Falling rates push up bond prices. Mr. Smith particularly likes the prospects for European bonds in the months ahead.
Global bonds aren't Smith's only alternative to the US stock market. He also buys carefully selected early-American antiques. Well-chosen antiques, he believes, offer the possibility of decent-to-substantial price appreciation. Besides, "you can look at them and admire them" while their value grows, Smith chuckles, something far harder to do with a stock or bond certificate. (Many analysts caution, however, that collectibles are best left to experts.)
Welcome to the world of alternative investing! Amid all the upheaval, the good news is that those spooked by the market have a broad array of options. Among them:
Global stocks: Some longtime market watchers, such as Russ Kinnel, who heads up equity analysis for information firm Morningstar Inc., in Chicago, believe every investor should have at least a small portion of his or her assets in non-US stocks.
Bonds: Numerous opportunities for gains lie here. In particular, US municipal bonds have been considered attractive given their solid yields and tax advantages. Many high-yield (junk-bond) funds have been in positive territory.
James Lowell, editor of the Fidelity Investor newsletter, recently urged his clients to shift some stock assets to the Fidelity Capital & Income Fund, a high-yield fund. Mr. Lowell has also beaten the drum for a broad-based, intermediate-term bond fund, such as the Fidelity Target 2003 fund. Most fund families offer "general" or all-purpose bond funds that invest in a wide array of bond products. Look for expense ratios well below 1 percent, and, when possible, in the 0.35 percent to 0.85 percent range, experts stress.
US savings bonds, often derided by investment advisers, are in fact quite competitive now, yielding about 5.5 percent for Series EE bonds. I Bonds, designed to offset inflation, currently yield 6.49 percent. But remember, there is a penalty for cashing out savings bonds before five years.

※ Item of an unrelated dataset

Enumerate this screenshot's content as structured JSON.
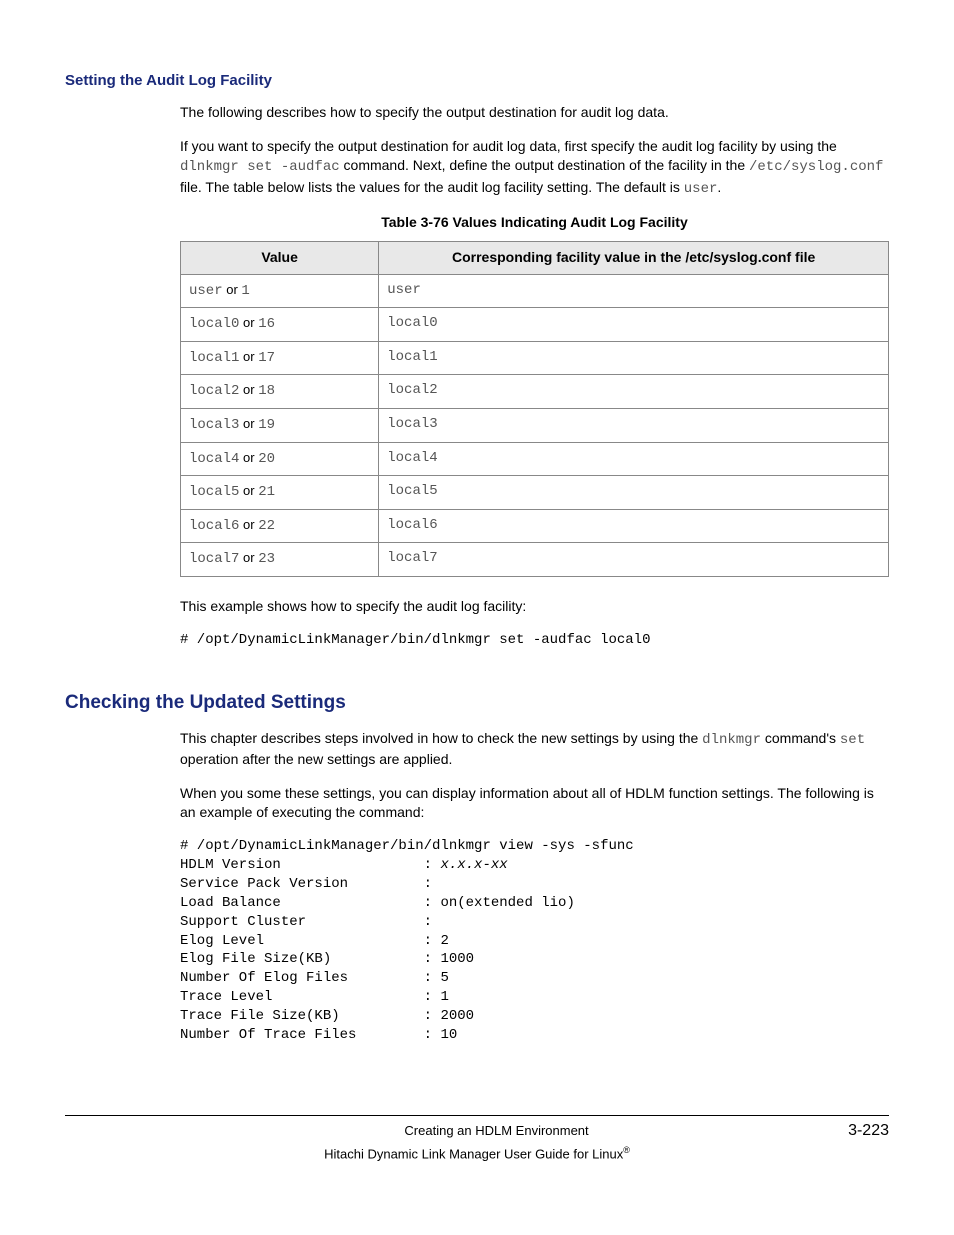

Money-market accounts: They currently yield around 5 percent, with fees that run from 0.15 percent to about 0.50 percent. Fees can add up over time. A 0.50 percent fee on a $10,000 account, for example, costs $50 a year. Fortunately, some money funds waive fees and still offer very high yields. But if they do, make sure their portfolio is not packed with junk-bond issues of B grade or less.
Very few money funds have had financial trouble over the past decades. And even when they have, investors have not lost much money. An alternative: bank money-market accounts which are federally insured. But they currently only yield between 3 percent and 4 percent.
Bank CDs: CDs have been appealing in the past year, as interest rates began to drop and investors locked in higher rates. The best time to get into a CD was probably several months back. But their rates remain competitive with mutual-fund money-market accounts, and are federally insured up to $100,000 per account.
Home equity: You may be living in your best investment. Home sales have soared in recent years, in part because of demographic changes (rising immigration, boomers buying "up," and their children starting families). Now may be time to ensure future gains by doing some repair work around the house.